L’ambition de souveraineté alimentaire du Gabon vient de se heurter à la brutalité des réalités locales dans la province de la Ngounié. À Lébamba, le projet piscicole de Flavien Nzengui Nzoundou, fleuron de l’initiative privée au sud du pays, a été la cible d’un acte criminel d’une rare violence : l’empoisonnement massif de ses bassins de silures et de tilapias. Ce sabotage, survenu alors que la production était prête pour la commercialisation, ne détruit pas seulement des tonnes de poissons ; il fragilise l’élan d’un promoteur désabusé et envoie un signal délétère à tous ceux qui tentent de bâtir une économie de transformation hors de la capitale.Ce drame intervient dans un timing qui interroge.
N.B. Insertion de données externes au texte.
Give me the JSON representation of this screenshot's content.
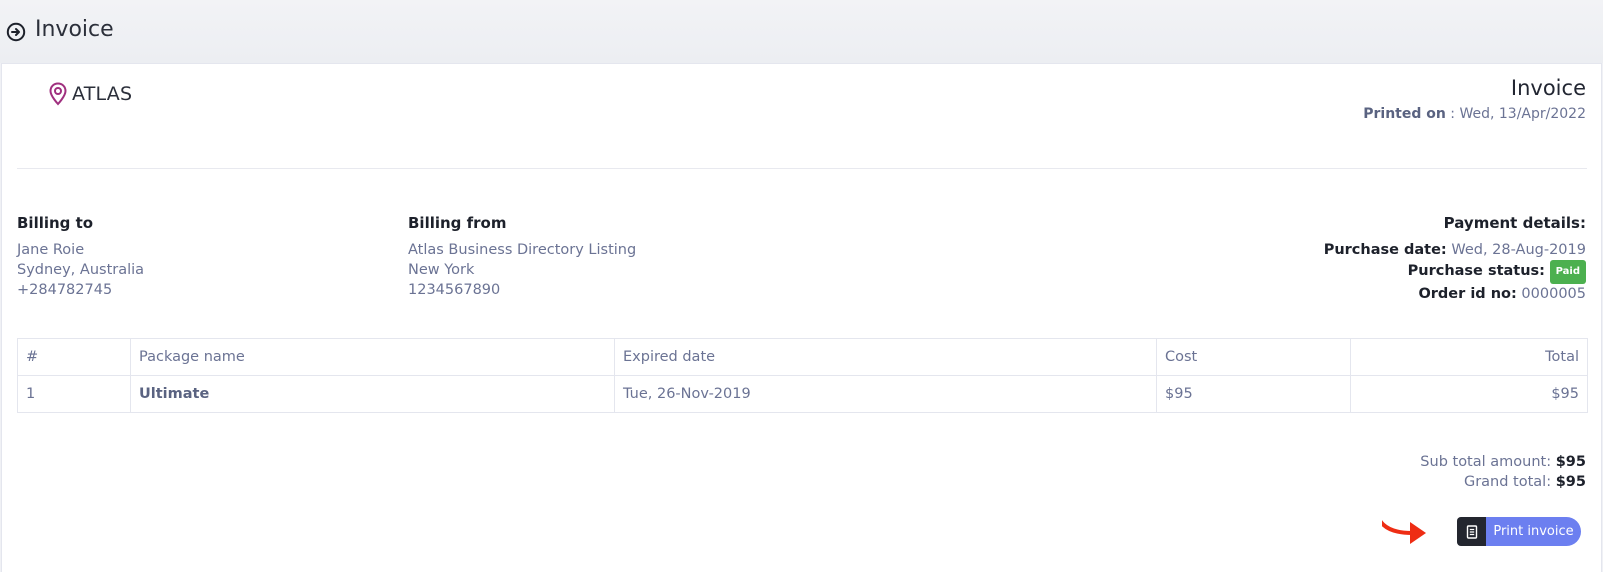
{
  "header": {
    "title": "Invoice",
    "back_icon": "circle-arrow-right-icon"
  },
  "brand": {
    "name": "ATLAS",
    "icon": "map-pin-icon",
    "accent_color": "#a0307f"
  },
  "invoice_head": {
    "title": "Invoice",
    "printed_on_label": "Printed on",
    "printed_on_sep": " : ",
    "printed_on_value": "Wed, 13/Apr/2022"
  },
  "billing_to": {
    "heading": "Billing to",
    "lines": [
      "Jane Roie",
      "Sydney, Australia",
      "+284782745"
    ]
  },
  "billing_from": {
    "heading": "Billing from",
    "lines": [
      "Atlas Business Directory Listing",
      "New York",
      "1234567890"
    ]
  },
  "payment": {
    "heading": "Payment details:",
    "purchase_date_label": "Purchase date:",
    "purchase_date_value": "Wed, 28-Aug-2019",
    "purchase_status_label": "Purchase status:",
    "purchase_status_value": "Paid",
    "purchase_status_color": "#4cb04f",
    "order_id_label": "Order id no:",
    "order_id_value": "0000005"
  },
  "table": {
    "headers": [
      "#",
      "Package name",
      "Expired date",
      "Cost",
      "Total"
    ],
    "rows": [
      [
        "1",
        "Ultimate",
        "Tue, 26-Nov-2019",
        "$95",
        "$95"
      ]
    ]
  },
  "totals": {
    "subtotal_label": "Sub total amount:",
    "subtotal_value": "$95",
    "grand_label": "Grand total:",
    "grand_value": "$95"
  },
  "print_button": {
    "label": "Print invoice",
    "icon": "document-icon",
    "color": "#6c7ff0"
  },
  "annotation": {
    "icon": "red-curved-arrow-icon",
    "color": "#ee2d14"
  }
}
Quelques jours plus tôt, Aimé Martial Massamba, ministre de la Pêche et de l’Élevage, avait visité ces installations modernes, saluant la pertinence d’un projet aligné sur les objectifs nationaux de développement. Cette reconnaissance officielle, loin de protéger l’initiative, semble avoir cristallisé des tensions locales et attisé une « haine gratuite » nourrie par la jalousie. À Lébamba, l’innovation et la réussite apparente sont devenues des cibles, illustrant le fossé qui subsiste parfois entre les politiques publiques d’encouragement à l’investissement et la sécurité réelle des entrepreneurs sur le terrain.Au-delà de la perte financière pour le promoteur, c’est tout un écosystème qui est frappé. Ce projet représentait un levier de création d’emplois, une plateforme de formation pour la jeunesse rurale et un moteur de dynamisation pour la localité. Ce « cauchemar » entrepreneurial repose avec acuité la question de la protection des investissements privés dans l’hinterland.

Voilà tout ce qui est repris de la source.